19 de junio de 2007

La Hamaca Paraguaya


Un puñado de planos fijos como pinturas prerrafaelitas de una naturaleza atemporal. Voces en off que a veces son presente y otras recuerdo, el rumor del Hombre que caminó por un mundo sin máquinas como el mundo que nos muestra esta película. Años treinta, pero podría haber sucedido hace mil años, mil siglos. La espera, la vida que avanza a través de las estaciones, la certeza de la muerte. El hijo ausente, la lluvia que no llega, el calor y los ladridos de esa maldita perra que recuerda al hijo que fue a la guerra y no volverá. Ramón y Cándida a lo largo de un día indistinguible del anterior y del siguiente, compartiendo el milagro de existir. La hamaca como símbolo de la rendición al tiempo que, cíclico pero inmisericorde, se desliza hacia la última luz.

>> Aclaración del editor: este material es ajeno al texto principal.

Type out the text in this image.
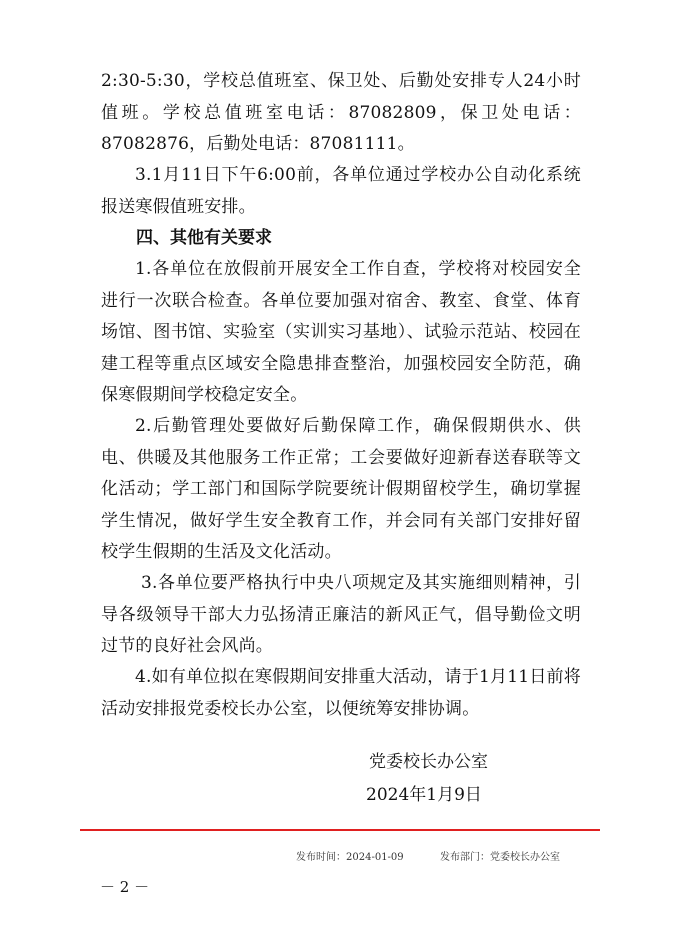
2:30-5:30，学校总值班室、保卫处、后勤处安排专人24小时值班。学校总值班室电话：87082809，保卫处电话：87082876，后勤处电话：87081111。

3.1月11日下午6:00前，各单位通过学校办公自动化系统报送寒假值班安排。

四、其他有关要求

1.各单位在放假前开展安全工作自查，学校将对校园安全进行一次联合检查。各单位要加强对宿舍、教室、食堂、体育场馆、图书馆、实验室（实训实习基地）、试验示范站、校园在建工程等重点区域安全隐患排查整治，加强校园安全防范，确保寒假期间学校稳定安全。

2.后勤管理处要做好后勤保障工作，确保假期供水、供电、供暖及其他服务工作正常；工会要做好迎新春送春联等文化活动；学工部门和国际学院要统计假期留校学生，确切掌握学生情况，做好学生安全教育工作，并会同有关部门安排好留校学生假期的生活及文化活动。

3.各单位要严格执行中央八项规定及其实施细则精神，引导各级领导干部大力弘扬清正廉洁的新风正气，倡导勤俭文明过节的良好社会风尚。

4.如有单位拟在寒假期间安排重大活动，请于1月11日前将活动安排报党委校长办公室，以便统筹安排协调。

党委校长办公室

2024年1月9日

发布时间：2024-01-09	发布部门：党委校长办公室
－ 2 －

Pilar Encina es la primera cineasta paraguaya en parir un largometraje en treinta años, y lo hace con una historia que retrata con pulso certero la agonía de los pobres que, como dice Ramón, "siempre están en guerra". La sangre de Ramón hijo, única razón de ser de estos dos ancianos, se derramará en vano. Los padres no son capaces ni de llorarle, prefieren negar su muerte.

La noche no les sorprenderá en la hamaca, juntos caminarán hacia el hogar como juntos caminan desde el día de su boda sin que el amor tenga -me aventuro a afirmar- mucho que ver. Es más bien el miedo a soledad, la imposición de la costumbre, la necesidad de un compañero para sobrellevar los rigores de una vida reducida a un páramo asfixiante. Como tantos otros matrimonios, creen que están hechos el uno para el otro. Da igual si no es verdad, da igual si los límites de la miseria les forzaron a lo inevitable. Han de aferrarse a lo único que tienen, lo único que les queda.

La Hamaca Paraguaya: metáfora de tantas esperas inútiles, tantas esperanzas que solo sirvieron para justificar esas esperas.